Correios sem condições de dar mais do que 60 por cento do subsídio de Natal – administrador executivo (c/áudio)

Cidade da Praia, 10 de Dez (Inforpress) – O administrador executivo dos Correios de Cabo Verde (CCV) afirmou hoje que a empresa “não está em condições” de dar mais do que 60 por cento (%) de subsídio de Natal aos trabalhadores.

Cipriano Carvalho reagia assim, em entrevista à Inforpress, ao pré-aviso greve dos dias, 20 e 21, entregado pelo Sindicato de Transportes, Telecomunicações, Hotelaria e Turismo (SITTHUR) para reivindicar a “reposição” do subsídio de Natal a 100% da retribuição.

Segundo o administrador executivo, a deliberação do conselho da administração da empresa de dar “apenas 60 %” do subsídio de Natal teve como base a medida tomada no ano passado em que foi atribuído o mesmo montante aos trabalhadores, com o conhecimento do SITTHUR.

“Vamos dar o mesmo montante que foi atribuído no ano de 2017. Nós até estranhamos este facto.
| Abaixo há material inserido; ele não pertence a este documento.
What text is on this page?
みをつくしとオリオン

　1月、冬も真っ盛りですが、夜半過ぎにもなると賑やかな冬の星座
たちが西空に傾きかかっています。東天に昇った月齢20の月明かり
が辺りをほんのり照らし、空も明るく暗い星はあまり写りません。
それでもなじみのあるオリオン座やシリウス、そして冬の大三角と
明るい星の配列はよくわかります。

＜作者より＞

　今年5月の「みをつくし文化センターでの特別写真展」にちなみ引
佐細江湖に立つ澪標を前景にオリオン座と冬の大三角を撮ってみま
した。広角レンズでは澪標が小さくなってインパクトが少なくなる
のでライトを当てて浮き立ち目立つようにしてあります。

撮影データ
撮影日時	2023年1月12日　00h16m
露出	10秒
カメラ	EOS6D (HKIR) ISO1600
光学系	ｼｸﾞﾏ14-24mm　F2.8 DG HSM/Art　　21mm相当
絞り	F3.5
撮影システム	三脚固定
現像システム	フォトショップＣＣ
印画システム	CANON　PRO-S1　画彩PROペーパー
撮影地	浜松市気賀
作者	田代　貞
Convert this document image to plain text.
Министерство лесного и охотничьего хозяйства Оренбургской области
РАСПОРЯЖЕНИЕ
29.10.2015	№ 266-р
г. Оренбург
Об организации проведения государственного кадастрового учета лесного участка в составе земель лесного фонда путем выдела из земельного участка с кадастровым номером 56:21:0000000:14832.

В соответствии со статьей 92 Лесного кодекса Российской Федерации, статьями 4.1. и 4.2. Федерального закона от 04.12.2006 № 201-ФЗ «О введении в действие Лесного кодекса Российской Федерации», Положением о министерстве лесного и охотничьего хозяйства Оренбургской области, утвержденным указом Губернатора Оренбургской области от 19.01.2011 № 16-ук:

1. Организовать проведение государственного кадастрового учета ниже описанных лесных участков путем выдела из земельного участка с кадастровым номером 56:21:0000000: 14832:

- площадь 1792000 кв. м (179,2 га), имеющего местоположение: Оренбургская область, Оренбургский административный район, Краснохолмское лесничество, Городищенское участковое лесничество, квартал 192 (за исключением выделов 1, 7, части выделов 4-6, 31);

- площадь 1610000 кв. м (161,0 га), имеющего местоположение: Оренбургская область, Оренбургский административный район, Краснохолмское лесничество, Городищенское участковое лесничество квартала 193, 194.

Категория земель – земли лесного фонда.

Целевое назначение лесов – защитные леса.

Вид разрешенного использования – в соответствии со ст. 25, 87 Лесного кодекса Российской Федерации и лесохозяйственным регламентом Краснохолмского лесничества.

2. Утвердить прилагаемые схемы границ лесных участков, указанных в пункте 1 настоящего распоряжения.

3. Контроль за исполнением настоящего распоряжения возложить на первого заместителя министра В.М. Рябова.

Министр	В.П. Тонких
O responsável do SITTHUR, Carlos Lopes, que esteve nas negociações no ano passado vir dramatizar tudo isto, uma vez que no ano passado nós consertamos e foi mediada pela Direcção-geral do Trabalho (DGT) e chegamos ao entendimento de dar 60%. Este ano nós demos 60 % também”, explicou Cipriano Carvalho.

A mesma fonte confirmou que já recebeu o pré-aviso de greve e que o sindicato também o entregou à DGT, que vai convocar as partes para uma negociação no sentido de se chegar a um entendimento.

Mas o administrador executivo dos CCV avisa que,  em princípio, a empresa vai manter o montante do subsídio em 60 %, porque a situação da tesouraria neste momento “não permite dar mai”s.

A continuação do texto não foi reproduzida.